12:10 am, Tuesday 14 June, 2011

In spite of changes to OH&S legislation in New South Wales last month, many companies will face charges under the state’s old laws.

There were 67 cases before the Industrial Relations Commission when the Coalition’s workplace reforms passed parliament in May.

Those companies had been charged under Labor’s former occupational health and safety laws, where employers are deemed guilty until proven innocent if a worker suffers a workplace injury.

However, Finance Minister Greg Pearce does not support a retrospective application of the new laws.

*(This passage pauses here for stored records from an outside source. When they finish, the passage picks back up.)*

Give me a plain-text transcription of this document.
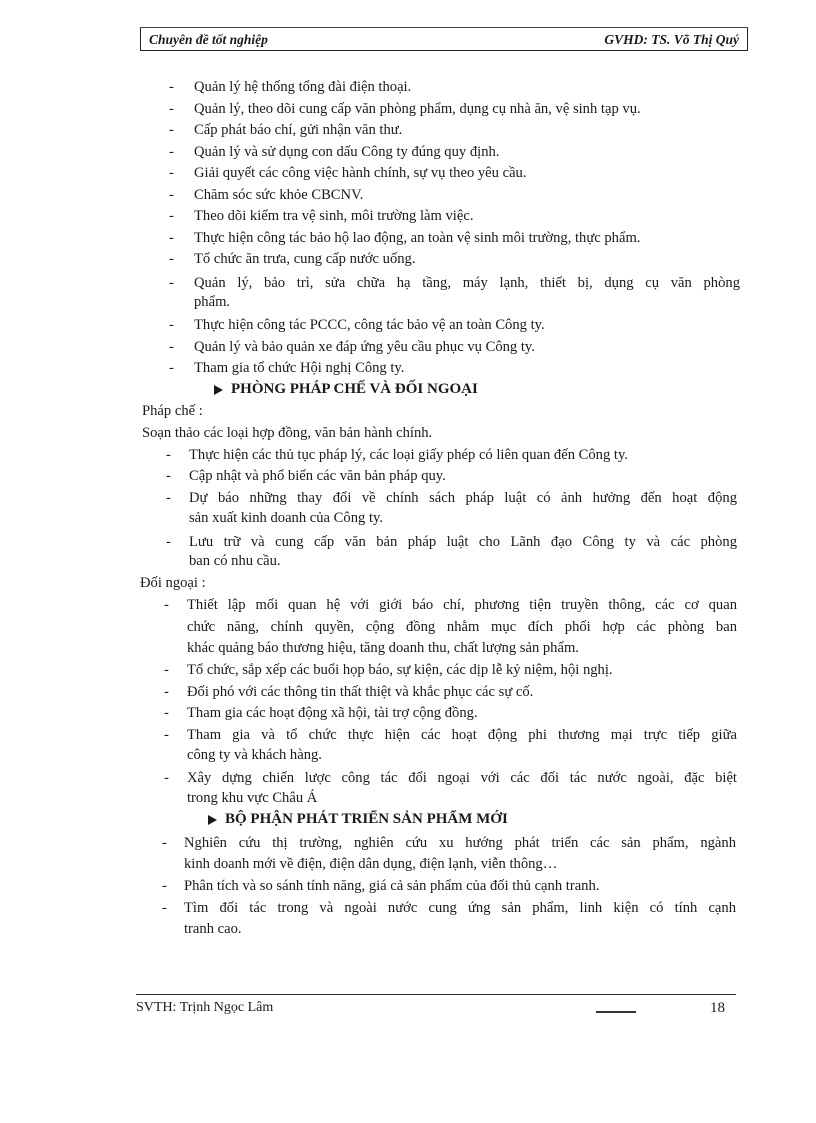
Chuyên đề tốt nghiệp	GVHD: TS. Võ Thị Quý
- Quản lý hệ thống tổng đài điện thoại.
- Quản lý, theo dõi cung cấp văn phòng phẩm, dụng cụ nhà ăn, vệ sinh tạp vụ.
- Cấp phát báo chí, gửi nhận văn thư.
- Quản lý và sử dụng con dấu Công ty đúng quy định.
- Giải quyết các công việc hành chính, sự vụ theo yêu cầu.
- Chăm sóc sức khỏe CBCNV.
- Theo dõi kiểm tra vệ sinh, môi trường làm việc.
- Thực hiện công tác bảo hộ lao động, an toàn vệ sinh môi trường, thực phẩm.
- Tổ chức ăn trưa, cung cấp nước uống.
- Quản lý, bảo trì, sửa chữa hạ tầng, máy lạnh, thiết bị, dụng cụ văn phòng
phẩm.
- Thực hiện công tác PCCC, công tác bảo vệ an toàn Công ty.
- Quản lý và bảo quản xe đáp ứng yêu cầu phục vụ Công ty.
- Tham gia tổ chức Hội nghị Công ty.
PHÒNG PHÁP CHẾ VÀ ĐỐI NGOẠI
Pháp chế :
Soạn thảo các loại hợp đồng, văn bản hành chính.
- Thực hiện các thủ tục pháp lý, các loại giấy phép có liên quan đến Công ty.
- Cập nhật và phổ biến các văn bản pháp quy.
- Dự báo những thay đổi về chính sách pháp luật có ảnh hưởng đến hoạt động
sản xuất kinh doanh của Công ty.
- Lưu trữ và cung cấp văn bản pháp luật cho Lãnh đạo Công ty và các phòng
ban có nhu cầu.
Đối ngoại :
- Thiết lập mối quan hệ với giới báo chí, phương tiện truyền thông, các cơ quan
chức năng, chính quyền, cộng đồng nhằm mục đích phối hợp các phòng ban
khác quảng báo thương hiệu, tăng doanh thu, chất lượng sản phẩm.
- Tổ chức, sắp xếp các buổi họp báo, sự kiện, các dịp lễ kỷ niệm, hội nghị.
- Đối phó với các thông tin thất thiệt và khắc phục các sự cố.
- Tham gia các hoạt động xã hội, tài trợ cộng đồng.
- Tham gia và tổ chức thực hiện các hoạt động phi thương mại trực tiếp giữa
công ty và khách hàng.
- Xây dựng chiến lược công tác đối ngoại với các đối tác nước ngoài, đặc biệt
trong khu vực Châu Á
BỘ PHẬN PHÁT TRIỂN SẢN PHẨM MỚI
- Nghiên cứu thị trường, nghiên cứu xu hướng phát triển các sản phẩm, ngành
kinh doanh mới về điện, điện dân dụng, điện lạnh, viễn thông…
- Phân tích và so sánh tính năng, giá cả sản phẩm của đối thủ cạnh tranh.
- Tìm đối tác trong và ngoài nước cung ứng sản phẩm, linh kiện có tính cạnh
tranh cao.
SVTH: Trịnh Ngọc Lâm	18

In any event, a retrospective application may be difficult to achieve given Mr O’Farrell’s reforms were watered down in the upper house by the Shooters and the Christian Democrats.

Mr Pearce warned that funding promised by the federal government if the state passed harmonised OH&S laws had been put at risk by the upper house.

Mr Pearce blamed former union heavy and Labor leader John Robertson for the weakened legislation.

“The amendments that have enabled the unions to retain the right to prosecute is out of step with the harmonised legislation and could impact the promised $144 million in federal government grants for harmonising occupational health and safety laws,” Mr Pearce said.

“John Robertson should be held to account. NSW is now the only state whereby unions retain the right to prosecute.”

However, the unions can no longer claim a 50 per cent refund for prosecuting employers on behalf of their members.

Malcolm Davis, an expert in workplace law who represents the city’s biggest employers, said it would be difficult to postpone current cases because they were prosecuted under the previous legislation.